Statistical analysis

Data obtained from the questionnaires and medical record review were entered into EpiData version 3.1 (http://www.epidata.dk/), and R version 3.6.3 (https://cran.r-project.org/) was employed for the statistical analysis. Descriptive statistics was used for general characteristics of the participants, reporting frequencies, proportions, means, medians, and ranges where appropriate. Student's t-test or ANOVA test was employed for age, FPG/RPG and SBP/DBP comparison between/among groups as appropriate, which were summarized using the mean and standard deviation. When the data were not normally distributed, the nonparametric Mann–Whitney U test was performed on the continuous variables. Chi-square tests were used for categorical variables, such as prevalence, percentage, and ratio comparisons. When the expected cell size was less than five observations, Fisher's exact test was performed on discrete variables.

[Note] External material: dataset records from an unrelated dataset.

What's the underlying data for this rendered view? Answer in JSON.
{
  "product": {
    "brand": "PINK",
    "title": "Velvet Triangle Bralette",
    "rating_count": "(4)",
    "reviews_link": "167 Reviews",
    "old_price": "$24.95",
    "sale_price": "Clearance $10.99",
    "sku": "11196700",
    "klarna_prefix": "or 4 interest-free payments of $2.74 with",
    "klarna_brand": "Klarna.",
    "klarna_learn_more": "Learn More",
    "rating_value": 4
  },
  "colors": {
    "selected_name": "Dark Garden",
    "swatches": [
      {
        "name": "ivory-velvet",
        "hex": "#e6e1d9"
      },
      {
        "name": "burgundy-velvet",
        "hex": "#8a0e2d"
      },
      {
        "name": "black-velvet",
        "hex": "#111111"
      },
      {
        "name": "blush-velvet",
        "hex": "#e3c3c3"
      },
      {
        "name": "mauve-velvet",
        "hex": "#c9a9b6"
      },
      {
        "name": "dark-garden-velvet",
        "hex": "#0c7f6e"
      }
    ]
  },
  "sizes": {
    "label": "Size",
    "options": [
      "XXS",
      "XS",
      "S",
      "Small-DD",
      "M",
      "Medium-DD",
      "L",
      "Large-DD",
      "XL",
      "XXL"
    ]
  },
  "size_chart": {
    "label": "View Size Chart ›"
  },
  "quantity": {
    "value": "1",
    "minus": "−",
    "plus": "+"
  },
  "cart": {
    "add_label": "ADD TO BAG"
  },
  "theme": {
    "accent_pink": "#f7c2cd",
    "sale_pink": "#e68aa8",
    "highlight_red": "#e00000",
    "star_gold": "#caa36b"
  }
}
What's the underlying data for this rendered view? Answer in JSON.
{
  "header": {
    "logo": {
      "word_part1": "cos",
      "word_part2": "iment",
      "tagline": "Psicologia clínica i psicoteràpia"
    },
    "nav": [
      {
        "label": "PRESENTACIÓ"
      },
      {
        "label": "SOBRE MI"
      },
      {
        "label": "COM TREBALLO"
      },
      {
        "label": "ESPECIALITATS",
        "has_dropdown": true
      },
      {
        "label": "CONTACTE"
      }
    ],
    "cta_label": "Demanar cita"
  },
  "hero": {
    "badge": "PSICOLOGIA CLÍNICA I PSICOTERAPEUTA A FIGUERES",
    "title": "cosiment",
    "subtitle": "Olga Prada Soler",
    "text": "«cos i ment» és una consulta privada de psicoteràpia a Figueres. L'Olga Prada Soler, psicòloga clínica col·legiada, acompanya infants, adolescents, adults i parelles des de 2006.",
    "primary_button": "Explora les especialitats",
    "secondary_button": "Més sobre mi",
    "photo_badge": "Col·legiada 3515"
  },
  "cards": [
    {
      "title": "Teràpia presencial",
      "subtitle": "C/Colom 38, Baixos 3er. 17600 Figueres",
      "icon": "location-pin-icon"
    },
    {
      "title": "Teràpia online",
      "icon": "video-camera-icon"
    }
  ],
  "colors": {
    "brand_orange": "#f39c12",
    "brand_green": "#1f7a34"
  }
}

The additional yield of screening DM was calculated as the number of newly diagnosed DM/(previously known + newly diagnosed DM) × 100%14. The NNS to find a new DM case was calculated as one divided by the prevalence of newly diagnosed DM after excluding self-reported previously known cases of DM50.

Kendall’s tau-b test was employed to assess the gradient association between PTB and DM. Once this relationship was established, we used proportional odds logistic regression (POLR) models to examine predictors of increased risk for DM.

Univariate analysis was used to identify the significant factors associated with DM. Then, with the DM level as the dependent variable, PTB gradient as the principal hypothesis, and the positive factors from the univariate analysis as the covariables, different POLR models were established. Akaike’s Information Criterion (AIC)51 was computed to reflect the level of model fitting for adding each variable in each model. The model with the lowest AIC value was considered as the best fitting.

Once we had chosen the best model, the Wald test was conducted to check whether the difference from the variable referent levels was significant. Each independent category was evaluated whether it significantly contributed to the model using the likelihood ratio (LR) test.